2. The following factors were held at the mean value for the whole sample: gender; region; age (and whether 50 years of age or above); highest qualification; study status; marital status; place of birth; ethnicity; children; household income less personal income; years in paid employment; and unemployment rate at the time of the interview.
3. *Significant at the 90% level. **Significant at the 95% level. ***Significant at the 99% level.
Notes
- [24]In order for the marginal effects to be comparable to those from the fixed and random effects model they are calculated as if the health states are independent. This means the marginal effects are slightly higher than if independence had not been assumed.

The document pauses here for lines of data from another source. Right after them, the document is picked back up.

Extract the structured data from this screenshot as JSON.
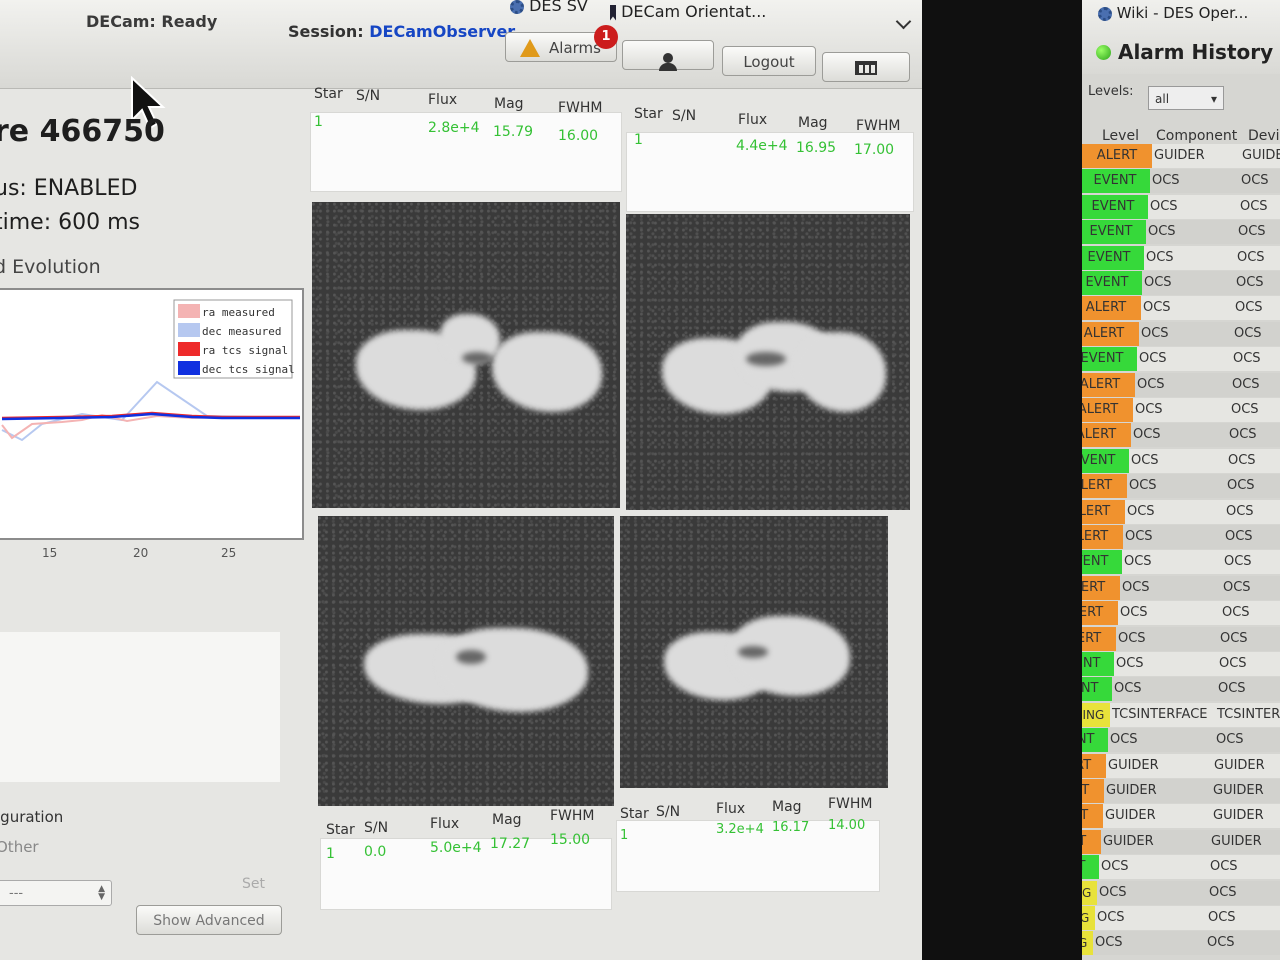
{
  "browser_tabs": [
    "DES SV",
    "DECam Orientat..."
  ],
  "status": {
    "decam": "DECam: Ready",
    "session_label": "Session:",
    "session_value": "DECamObserver"
  },
  "buttons": {
    "alarms": "Alarms",
    "alarms_count": "1",
    "logout": "Logout"
  },
  "panel": {
    "exposure": "re 466750",
    "status_line": "us: ENABLED",
    "exptime": "time: 600 ms",
    "evolution": "d Evolution",
    "configuration": "iguration",
    "other": "Other",
    "select_value": "---",
    "set": "Set",
    "show_advanced": "Show Advanced"
  },
  "chart_data": {
    "type": "line",
    "x_ticks": [
      "15",
      "20",
      "25"
    ],
    "legend": [
      "ra measured",
      "dec measured",
      "ra tcs signal",
      "dec tcs signal"
    ],
    "colors": [
      "#f4b3b3",
      "#b6c8f0",
      "#ee2a2a",
      "#1030e0"
    ]
  },
  "star_headers": [
    "Star",
    "S/N",
    "Flux",
    "Mag",
    "FWHM"
  ],
  "star_tables": [
    {
      "star": "1",
      "sn": "",
      "flux": "2.8e+4",
      "mag": "15.79",
      "fwhm": "16.00"
    },
    {
      "star": "1",
      "sn": "",
      "flux": "4.4e+4",
      "mag": "16.95",
      "fwhm": "17.00"
    },
    {
      "star": "1",
      "sn": "0.0",
      "flux": "5.0e+4",
      "mag": "17.27",
      "fwhm": "15.00"
    },
    {
      "star": "1",
      "sn": "",
      "flux": "3.2e+4",
      "mag": "16.17",
      "fwhm": "14.00"
    }
  ],
  "alarm_history": {
    "tab": "Wiki - DES Oper...",
    "title": "Alarm History",
    "levels_label": "Levels:",
    "levels_value": "all",
    "columns": [
      "Level",
      "Component",
      "Devic"
    ],
    "level_colors": {
      "ALERT": "#f0922e",
      "EVENT": "#36d93a",
      "WARNING": "#e8e23a"
    },
    "rows": [
      {
        "level": "ALERT",
        "component": "GUIDER",
        "device": "GUIDE"
      },
      {
        "level": "EVENT",
        "component": "OCS",
        "device": "OCS"
      },
      {
        "level": "EVENT",
        "component": "OCS",
        "device": "OCS"
      },
      {
        "level": "EVENT",
        "component": "OCS",
        "device": "OCS"
      },
      {
        "level": "EVENT",
        "component": "OCS",
        "device": "OCS"
      },
      {
        "level": "EVENT",
        "component": "OCS",
        "device": "OCS"
      },
      {
        "level": "ALERT",
        "component": "OCS",
        "device": "OCS"
      },
      {
        "level": "ALERT",
        "component": "OCS",
        "device": "OCS"
      },
      {
        "level": "EVENT",
        "component": "OCS",
        "device": "OCS"
      },
      {
        "level": "ALERT",
        "component": "OCS",
        "device": "OCS"
      },
      {
        "level": "ALERT",
        "component": "OCS",
        "device": "OCS"
      },
      {
        "level": "ALERT",
        "component": "OCS",
        "device": "OCS"
      },
      {
        "level": "EVENT",
        "component": "OCS",
        "device": "OCS"
      },
      {
        "level": "ALERT",
        "component": "OCS",
        "device": "OCS"
      },
      {
        "level": "ALERT",
        "component": "OCS",
        "device": "OCS"
      },
      {
        "level": "ALERT",
        "component": "OCS",
        "device": "OCS"
      },
      {
        "level": "EVENT",
        "component": "OCS",
        "device": "OCS"
      },
      {
        "level": "ALERT",
        "component": "OCS",
        "device": "OCS"
      },
      {
        "level": "ALERT",
        "component": "OCS",
        "device": "OCS"
      },
      {
        "level": "ALERT",
        "component": "OCS",
        "device": "OCS"
      },
      {
        "level": "EVENT",
        "component": "OCS",
        "device": "OCS"
      },
      {
        "level": "EVENT",
        "component": "OCS",
        "device": "OCS"
      },
      {
        "level": "WARNING",
        "component": "TCSINTERFACE",
        "device": "TCSINTERFACE"
      },
      {
        "level": "EVENT",
        "component": "OCS",
        "device": "OCS"
      },
      {
        "level": "ALERT",
        "component": "GUIDER",
        "device": "GUIDER"
      },
      {
        "level": "ALERT",
        "component": "GUIDER",
        "device": "GUIDER"
      },
      {
        "level": "ALERT",
        "component": "GUIDER",
        "device": "GUIDER"
      },
      {
        "level": "ALERT",
        "component": "GUIDER",
        "device": "GUIDER"
      },
      {
        "level": "EVENT",
        "component": "OCS",
        "device": "OCS"
      },
      {
        "level": "WARNING",
        "component": "OCS",
        "device": "OCS"
      },
      {
        "level": "WARNING",
        "component": "OCS",
        "device": "OCS"
      },
      {
        "level": "WARNING",
        "component": "OCS",
        "device": "OCS"
      }
    ]
  }
}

- [25]This curve looks at the trade-off between false negative and false positive rates for the model at various cut-off points; in other words, the ROC curve is the representation of the trade-offs between sensitivity and specificity. The larger the area (with the maximum being one) the better the diagnostic test.
- [26]The coefficients for full-time and part-time were significantly different from each other at the 95% level.